Dispositivos móveis ajudam latino-americanas a melhorar vida no trabalho

Por Redação | 08 de Março de 2016 às 11h30

Um estudo divulgado pela Ericsson nesta segunda-feira (7) indica que o acesso a dispositivos de tecnologia da internet e da comunicação, especialmente de tecnologia móvel, está ajudando a melhorar a vida de mulheres no trabalho. De acordo com os dados divulgados, mais da metade das mulheres empregadas na América Latina querem manter sua vida profissional e pessoal separadas, usando ferramentas de banda larga móvel para isso.

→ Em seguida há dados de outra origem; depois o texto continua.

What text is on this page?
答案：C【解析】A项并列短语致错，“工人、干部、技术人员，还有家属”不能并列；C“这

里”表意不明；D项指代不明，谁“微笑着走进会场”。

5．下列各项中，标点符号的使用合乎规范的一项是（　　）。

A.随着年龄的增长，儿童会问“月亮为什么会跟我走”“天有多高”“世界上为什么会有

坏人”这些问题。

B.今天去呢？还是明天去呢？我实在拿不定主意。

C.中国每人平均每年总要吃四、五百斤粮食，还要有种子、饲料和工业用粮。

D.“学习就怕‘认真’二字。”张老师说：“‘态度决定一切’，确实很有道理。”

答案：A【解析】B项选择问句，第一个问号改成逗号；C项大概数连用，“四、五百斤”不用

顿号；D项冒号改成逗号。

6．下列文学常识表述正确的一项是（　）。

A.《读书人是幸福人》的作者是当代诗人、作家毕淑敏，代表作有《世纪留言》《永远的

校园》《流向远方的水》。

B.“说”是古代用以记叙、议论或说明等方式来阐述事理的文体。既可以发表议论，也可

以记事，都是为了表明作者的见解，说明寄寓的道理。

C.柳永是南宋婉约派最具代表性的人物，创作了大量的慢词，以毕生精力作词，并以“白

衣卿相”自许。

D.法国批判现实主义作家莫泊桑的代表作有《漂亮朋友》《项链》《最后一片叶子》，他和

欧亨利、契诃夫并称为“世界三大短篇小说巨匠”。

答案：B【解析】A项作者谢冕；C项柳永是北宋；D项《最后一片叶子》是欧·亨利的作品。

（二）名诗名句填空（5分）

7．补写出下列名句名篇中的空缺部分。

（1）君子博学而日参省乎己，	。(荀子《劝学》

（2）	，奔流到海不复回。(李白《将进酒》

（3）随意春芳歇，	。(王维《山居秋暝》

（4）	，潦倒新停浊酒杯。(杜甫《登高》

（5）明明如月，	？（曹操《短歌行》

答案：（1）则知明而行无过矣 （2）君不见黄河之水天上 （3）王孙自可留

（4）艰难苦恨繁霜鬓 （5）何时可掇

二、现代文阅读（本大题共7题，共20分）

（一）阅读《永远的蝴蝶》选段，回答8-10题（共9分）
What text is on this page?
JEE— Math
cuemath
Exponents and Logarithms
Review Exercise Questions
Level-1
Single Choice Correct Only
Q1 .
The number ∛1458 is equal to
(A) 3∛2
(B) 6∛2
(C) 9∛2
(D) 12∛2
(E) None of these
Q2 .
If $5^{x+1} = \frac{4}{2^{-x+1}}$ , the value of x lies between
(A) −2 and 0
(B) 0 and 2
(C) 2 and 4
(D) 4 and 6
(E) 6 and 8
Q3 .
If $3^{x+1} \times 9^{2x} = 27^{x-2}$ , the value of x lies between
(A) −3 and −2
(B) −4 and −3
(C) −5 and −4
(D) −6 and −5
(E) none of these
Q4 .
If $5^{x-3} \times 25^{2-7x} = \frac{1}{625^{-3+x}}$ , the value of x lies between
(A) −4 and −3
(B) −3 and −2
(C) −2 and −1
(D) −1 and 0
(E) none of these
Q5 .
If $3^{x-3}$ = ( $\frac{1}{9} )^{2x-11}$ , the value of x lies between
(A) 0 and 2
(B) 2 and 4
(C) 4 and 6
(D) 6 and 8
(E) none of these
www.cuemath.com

Além disso, quando se leva em conta apenas as pessoas do sexo feminino, aquelas que estão no mercado de trabalho passam mais tempo usando serviços de internet todos os dias. O relatório foi elaborado por meio da ConsumerLab, o laboratório da Ericsson que analisa o comportamento de seus consumidores, e avaliou perfis de 189 milhões de homens e mulheres de seis países latino-americanos — Argentina, Bolívia, Brasil, El Salvador, México e Uruguai.

Porém, apesar do crescente número de mulheres com acesso a dispositivos móveis e internet, elas ainda são minoria nesse âmbito: apenas 42% das pesquisadas possuem smartphones, enquanto 47% dos homens são proprietários de um telefone móvel inteligente. Em relação aos tablets, as mulheres também estão um pouco atrás: apenas 15% delas, contra 19% dos homens, possuem um destes. Se o item avaliado é a intenção de compra de um novo celular nos próximos 12 meses, as mulheres também ficam para trás: 31% contra 38% dos homens.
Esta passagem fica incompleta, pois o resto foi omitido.